Tuesday 22 November 2011

Bringing up confident kids

Parents can be the biggest promoters of their child's self-esteem, it isn't a particularly difficult things to do. If fact, most parents do it without even realizing that their words and actions have great impact on how their child feels about himself. Here are some suggestions to keep in mind.


When you feel good about your child, mention it to him.
A child doesn't know when you are feeling good about him and he needs to hear you tell him that you like having him in the family.


Teach your child to practice making positive self-statements.
Some examples of useful self-talk are , " I can get this problem, if i just keep trying."


Avoid criticism that takes the form of ridicule or shame.
When criticism is directed to the child as a person, it can easily deteriorate into ridicule or shame. It is important to learn to use ' I statements ' rather than ' you statements ' when giving criticism. For instance say, " I would like you to keep your clothes in the proper place in your closet or drawers, not lying all over your room;" rather than saying " Why are you such a lazy slob? Can't you take care of anything?"


Be generous with praise.
Use what is called descriptive praise to let your child know when they are doing something well.
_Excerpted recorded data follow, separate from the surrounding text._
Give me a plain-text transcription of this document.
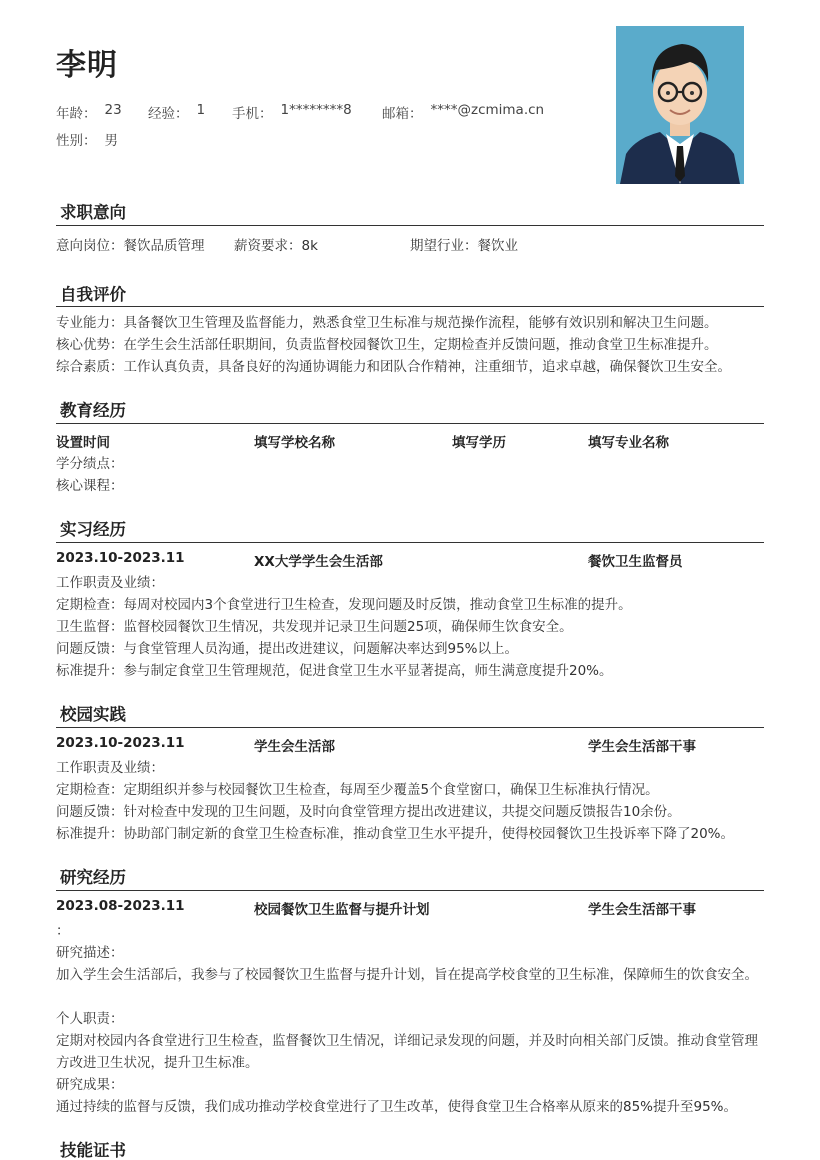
李明
年龄： 23 经验： 1 手机： 1********8 邮箱： ****@zcmima.cn
性别： 男
求职意向
意向岗位：餐饮品质管理 薪资要求：8k	期望行业：餐饮业
自我评价
专业能力：具备餐饮卫生管理及监督能力，熟悉食堂卫生标准与规范操作流程，能够有效识别和解决卫生问题。
核心优势：在学生会生活部任职期间，负责监督校园餐饮卫生，定期检查并反馈问题，推动食堂卫生标准提升。
综合素质：工作认真负责，具备良好的沟通协调能力和团队合作精神，注重细节，追求卓越，确保餐饮卫生安全。
教育经历
设置时间	填写学校名称	填写学历	填写专业名称
学分绩点：
核心课程：
实习经历
2023.10-2023.11	XX大学学生会生活部	餐饮卫生监督员
工作职责及业绩：
定期检查：每周对校园内3个食堂进行卫生检查，发现问题及时反馈，推动食堂卫生标准的提升。
卫生监督：监督校园餐饮卫生情况，共发现并记录卫生问题25项，确保师生饮食安全。
问题反馈：与食堂管理人员沟通，提出改进建议，问题解决率达到95%以上。
标准提升：参与制定食堂卫生管理规范，促进食堂卫生水平显著提高，师生满意度提升20%。
校园实践
2023.10-2023.11	学生会生活部	学生会生活部干事
工作职责及业绩：
定期检查：定期组织并参与校园餐饮卫生检查，每周至少覆盖5个食堂窗口，确保卫生标准执行情况。
问题反馈：针对检查中发现的卫生问题，及时向食堂管理方提出改进建议，共提交问题反馈报告10余份。
标准提升：协助部门制定新的食堂卫生检查标准，推动食堂卫生水平提升，使得校园餐饮卫生投诉率下降了20%。
研究经历
2023.08-2023.11	校园餐饮卫生监督与提升计划	学生会生活部干事
：
研究描述：
加入学生会生活部后，我参与了校园餐饮卫生监督与提升计划，旨在提高学校食堂的卫生标准，保障师生的饮食安全。
个人职责：
定期对校园内各食堂进行卫生检查，监督餐饮卫生情况，详细记录发现的问题，并及时向相关部门反馈。推动食堂管理方改进卫生状况，提升卫生标准。
研究成果：
通过持续的监督与反馈，我们成功推动学校食堂进行了卫生改革，使得食堂卫生合格率从原来的85%提升至95%。
技能证书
Teach your child about decision-making and to recognize when he has made a good decision.
Guide your child through the process of making a decision, but do not make it for him. Let him learn the consequences of making and living with any decision he makes.


Develop a positive approach to providing structure for your child.
All kids and teens need to accept responsibility for their behavior. They should learn self-discipline. To help children learn self-discipline, the parent needs to adopt the role of coach/teacher rather than that of disciplinarian and punisher.